Autor: Deepak D. Deshpande, Kishore Joshi, Swamidas V. Jamema, Siji Nojin Paul, Reena Phurailatpam
Rok vydání: 2017
Předmět:
Zdroj: Physica medica : PM : an international journal devoted to the applications of physics to medicine and biology : official journal of the Italian Association of Biomedical Physics (AIFB). 47
ISSN: 1724-191X
Popis: Purpose To report the commissioning and validation of deformable image registration(DIR) software for adaptive contouring. Methods DIR (SmartAdapt®v13.6) was validated using two methods namely contour propagation accuracy and landmark tracking, using physical phantoms and clinical images of various disease sites.

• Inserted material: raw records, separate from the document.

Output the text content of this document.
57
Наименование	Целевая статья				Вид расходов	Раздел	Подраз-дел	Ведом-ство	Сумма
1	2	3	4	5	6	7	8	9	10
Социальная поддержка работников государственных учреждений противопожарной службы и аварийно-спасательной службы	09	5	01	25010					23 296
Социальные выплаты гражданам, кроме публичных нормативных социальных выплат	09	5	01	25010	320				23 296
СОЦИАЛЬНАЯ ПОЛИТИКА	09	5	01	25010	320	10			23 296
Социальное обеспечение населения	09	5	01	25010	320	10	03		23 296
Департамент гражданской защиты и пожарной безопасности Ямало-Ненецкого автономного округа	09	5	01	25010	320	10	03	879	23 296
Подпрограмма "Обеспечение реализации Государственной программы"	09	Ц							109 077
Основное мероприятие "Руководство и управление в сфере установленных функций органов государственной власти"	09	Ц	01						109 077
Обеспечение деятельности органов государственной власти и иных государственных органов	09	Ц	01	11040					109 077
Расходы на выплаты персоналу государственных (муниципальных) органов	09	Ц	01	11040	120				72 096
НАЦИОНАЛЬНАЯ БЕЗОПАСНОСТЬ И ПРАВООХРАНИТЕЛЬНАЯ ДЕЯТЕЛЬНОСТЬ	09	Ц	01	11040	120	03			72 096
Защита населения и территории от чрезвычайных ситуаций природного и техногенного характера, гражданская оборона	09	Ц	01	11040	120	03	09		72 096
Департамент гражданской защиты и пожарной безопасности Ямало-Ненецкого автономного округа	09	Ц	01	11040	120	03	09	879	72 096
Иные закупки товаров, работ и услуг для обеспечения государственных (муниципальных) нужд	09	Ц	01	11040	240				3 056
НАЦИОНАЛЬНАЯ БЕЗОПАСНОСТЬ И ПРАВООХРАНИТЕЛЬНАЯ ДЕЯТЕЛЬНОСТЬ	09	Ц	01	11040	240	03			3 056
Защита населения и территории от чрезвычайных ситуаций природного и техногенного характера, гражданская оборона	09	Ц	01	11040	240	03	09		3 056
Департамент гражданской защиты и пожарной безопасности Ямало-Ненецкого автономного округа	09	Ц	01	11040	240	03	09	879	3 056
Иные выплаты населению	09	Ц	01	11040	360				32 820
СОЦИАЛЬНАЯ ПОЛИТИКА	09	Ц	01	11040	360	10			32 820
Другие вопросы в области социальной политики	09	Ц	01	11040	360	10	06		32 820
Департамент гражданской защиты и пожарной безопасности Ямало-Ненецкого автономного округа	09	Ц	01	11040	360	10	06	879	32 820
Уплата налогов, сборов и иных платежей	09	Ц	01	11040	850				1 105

Five in-house made phantoms with various known deformations and a set of 10 virtual phantoms were used. Displacement in lateral, anterio-posterior (AP) and superior-inferior (SI) direction were evaluated for various organs and compared with the ground truth. Four clinical sites namely, brain (n = 5), HN (n = 9), cervix (n = 18) and prostate (n = 23) were used. Organs were manually delineated by a radiation oncologist, compared with the deformable image registration (DIR) generated contours. 3D slicer v4.5.0.1 was used to analyze Dice Similarity Co-efficient (DSC), shift in centre of mass (COM) and Hausdorff distances Hf95%/avg. Results Mean (SD) DSC, Hf95% (mm), Hfavg (mm) and COM of all the phantoms 1–5 were 0.84 (0.2) mm, 5.1 (7.4) mm, 1.6 (2.2) mm, and 1.6 (0.2) mm respectively. Phantom-5 had the largest deformation as compared to phantoms 1–4, and hence had suboptimal indices. The virtual phantom resulted in consistent results for all the ROIs investigated. Contours propagated for brain patients were better with a high DSC score (0.91 (0.04)) as compared to other sites (HN: 0.84, prostate: 0.81 and cervix 0.77). A similar trend was seen in other indices too. The accuracy of propagated contours is limited for complex deformations that include large volume and shape change of bladder and rectum respectively. Visual validation of the propagated contours is recommended for clinical implementation. Conclusion The DIR algorithm was commissioned and validated for adaptive contouring.